Parachute, in collaboration with The Conference Board of Canada and with support from the Public Health Agency of Canada, recently published The Cost of injury in Canada, 2015. The report quantifies the cost of injury to Canadian children, families, the healthcare system and Canadian society in general.

Although the report doesn’t focus on or break out workplace injuries specifically, its findings are still valuable because it does focus on preventable injuries, which would presumably include most’if not all’injuries suffered on the job.
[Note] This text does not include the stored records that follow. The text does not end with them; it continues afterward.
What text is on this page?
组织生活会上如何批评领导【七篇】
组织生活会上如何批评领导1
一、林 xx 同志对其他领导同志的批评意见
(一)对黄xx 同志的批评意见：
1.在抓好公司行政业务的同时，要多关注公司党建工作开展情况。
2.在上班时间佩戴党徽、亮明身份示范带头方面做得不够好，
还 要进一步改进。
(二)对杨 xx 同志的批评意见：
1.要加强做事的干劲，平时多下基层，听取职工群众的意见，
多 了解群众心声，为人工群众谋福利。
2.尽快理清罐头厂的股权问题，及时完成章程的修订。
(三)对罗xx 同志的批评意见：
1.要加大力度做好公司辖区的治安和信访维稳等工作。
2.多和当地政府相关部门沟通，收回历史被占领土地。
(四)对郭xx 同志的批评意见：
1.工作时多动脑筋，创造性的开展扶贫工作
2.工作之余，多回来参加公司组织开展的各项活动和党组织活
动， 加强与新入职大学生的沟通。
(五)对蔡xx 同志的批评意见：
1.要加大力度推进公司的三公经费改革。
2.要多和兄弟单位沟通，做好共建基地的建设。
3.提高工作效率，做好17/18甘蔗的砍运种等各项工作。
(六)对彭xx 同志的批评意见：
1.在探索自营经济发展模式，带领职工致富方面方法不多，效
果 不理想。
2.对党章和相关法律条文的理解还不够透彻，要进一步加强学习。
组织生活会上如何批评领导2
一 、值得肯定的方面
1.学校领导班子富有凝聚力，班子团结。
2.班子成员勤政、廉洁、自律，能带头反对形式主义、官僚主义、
The report examines all injuries at the national level and also provides breakdowns by jurisdiction. According to the report, preventable injuries resulted in:

  • 15,866 deaths
  • 231,596 Canadians hospitalized
  • Nearly 3.5 million emergency room visits
  • More than 60,000 Canadians either partially or permanently disabled
  • $15.9 billion in direct costs (health care costs arising from injuries)
  • $10.9 billion in indirect costs (costs related to reduced productivity from hospitalization, disability and premature death).

Every hour, 427 people in Canada suffer a preventable injury. Such injuries can be a result of events related to:

  • Transportation
  • Falls
  • Drowning
  • Fire/burns
  • Suffocation
  • Being struck by/against
  • Poisonings.

Preventable injury is the leading cause of death for Canadians aged one to 44. On a daily basis, more than 10,000 Canadians are injured seriously enough to require medical attention. Of these, approximately 9,567 are seen in emergency rooms, 43 die, 634 are hospitalized, and 165 are left partially or totally disabled.

Sadly, the injury death rate has increased by 2.8% from 42.06 (per 100,000) to 43.25 (per 100,000). Preventable injury in 2004 killed 13,000 Canadians’that number increased to 15,866 in 2010. And the economic cost of injury in Canada has increased by 35% since 2004.

Bottom line: If the country continues on this trajectory, forecasts show that by 2035 injuries will cost Canadians $75 billion and 26,390 lives. Because the vast majority of injuries in Canada are both predictable and preventable, measures can be implemented to reverse this trend’both in general and at workplaces in particular.